Par Jean-Marc Daniel
En 1872, Victor Hugo publie un recueil de poèmes intitulé ‘L’année terrible’. Il s’agit d’un ensemble de textes sur la guerre de 1870 et la défaite. Cette défaite est clairement actée le 28 janvier 1871 par la signature d’un armistice. Commentant cette signature dans ‘Capitulation’, Victor Hugo écrit :
“C’est pour cela qu’on fut brave, altier, invincible,
Et que, la Prusse étant la flèche, on fut la cible ;
C’est pour cela qu’on fut héros, qu’on fut martyr ;
C’est pour cela qu’on a combattu plus que Tyr,
Plus que Sagonte, plus que Byzance et Corinthe ;
C’est pour cela qu’on a cinq mois subi l’étreinte
De ces Teutons furtifs, noirs, ayant dans les yeux
La sinistre stupeur des bois mystérieux !”
“Cela”, c’est non seulement la capitulation mais aussi la préparation d’un traité de paix dont Victor Hugo anticipe qu’il sera d’une rare violence. Cette préparation passe par l’élection d’une nouvelle Assemblée nationale le 8 février, assemblée qui se réunit à Bordeaux à compter du 15 février.
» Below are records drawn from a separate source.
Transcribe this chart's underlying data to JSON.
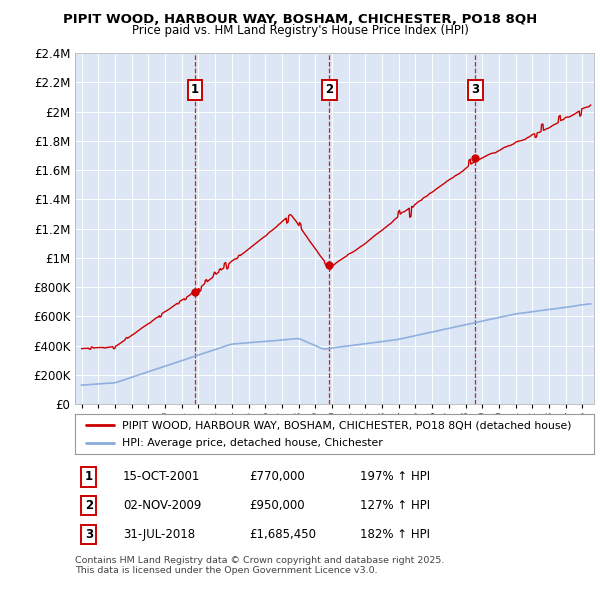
{
  "title": "PIPIT WOOD, HARBOUR WAY, BOSHAM, CHICHESTER, PO18 8QH",
  "subtitle": "Price paid vs. HM Land Registry's House Price Index (HPI)",
  "legend_entry1": "PIPIT WOOD, HARBOUR WAY, BOSHAM, CHICHESTER, PO18 8QH (detached house)",
  "legend_entry2": "HPI: Average price, detached house, Chichester",
  "sale1_date": "15-OCT-2001",
  "sale1_price": 770000,
  "sale1_hpi": "197% ↑ HPI",
  "sale2_date": "02-NOV-2009",
  "sale2_price": 950000,
  "sale2_hpi": "127% ↑ HPI",
  "sale3_date": "31-JUL-2018",
  "sale3_price": 1685450,
  "sale3_hpi": "182% ↑ HPI",
  "footer": "Contains HM Land Registry data © Crown copyright and database right 2025.\nThis data is licensed under the Open Government Licence v3.0.",
  "line_color_property": "#cc0000",
  "line_color_hpi": "#88aadd",
  "vline_color": "#cc0000",
  "plot_bg_color": "#dce6f5",
  "ylim": [
    0,
    2400000
  ],
  "yticks": [
    0,
    200000,
    400000,
    600000,
    800000,
    1000000,
    1200000,
    1400000,
    1600000,
    1800000,
    2000000,
    2200000,
    2400000
  ],
  "sale_dates_decimal": [
    2001.79,
    2009.84,
    2018.58
  ],
  "sale_prices": [
    770000,
    950000,
    1685450
  ]
}
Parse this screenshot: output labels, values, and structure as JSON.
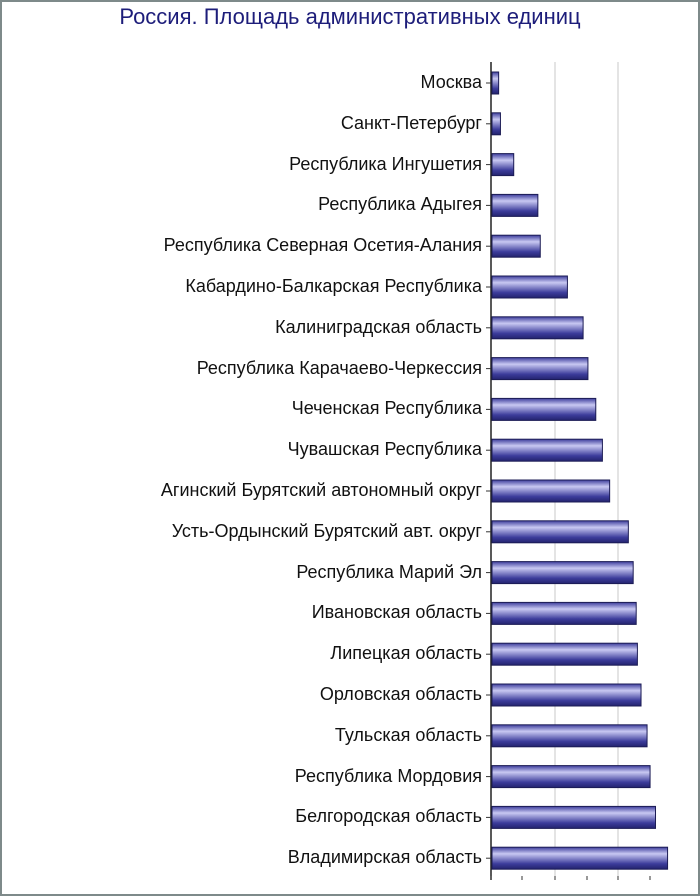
{
  "chart_data": {
    "type": "bar",
    "orientation": "horizontal",
    "title": "Россия. Площадь административных единиц",
    "categories": [
      "Москва",
      "Санкт-Петербург",
      "Республика Ингушетия",
      "Республика Адыгея",
      "Республика Северная Осетия-Алания",
      "Кабардино-Балкарская Республика",
      "Калиниградская область",
      "Республика Карачаево-Черкессия",
      "Чеченская Республика",
      "Чувашская Республика",
      "Агинский Бурятский автономный округ",
      "Усть-Ордынский Бурятский авт. округ",
      "Республика Марий Эл",
      "Ивановская область",
      "Липецкая область",
      "Орловская область",
      "Тульская область",
      "Республика Мордовия",
      "Белгородская область",
      "Владимирская область"
    ],
    "values": [
      1.1,
      1.4,
      3.6,
      7.6,
      8.0,
      12.5,
      15.1,
      15.9,
      17.2,
      18.3,
      19.5,
      22.6,
      23.4,
      23.9,
      24.1,
      24.7,
      25.7,
      26.2,
      27.1,
      29.1
    ],
    "xlim": [
      0,
      30
    ],
    "grid": true,
    "colors": {
      "bar": "#3d3d9c",
      "bar_light": "#c8c8f2",
      "bar_dark": "#23236e",
      "title": "#1d1d7a",
      "grid": "#c9c9c9"
    }
  }
}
Paris se remet difficilement de la période pendant laquelle les troupes allemandes l’ont assiégé, et c’est donc Bordeaux qui accueille les responsables de la nouvelle République, proclamée le 4 septembre 1870. C’est dans les locaux du “Grand théâtre”, place de la Comédie à Bordeaux, que les députés débattent et que se prennent les décisions. La première et la plus importante est prise le 17 février. Ce jour-là, les députés nomment Adolphe Thiers “chef du pouvoir exécutif de la République française”. Les députés en question étant en majorité monarchistes, ils précisent “en attendant qu’il soit statué sur les institutions” …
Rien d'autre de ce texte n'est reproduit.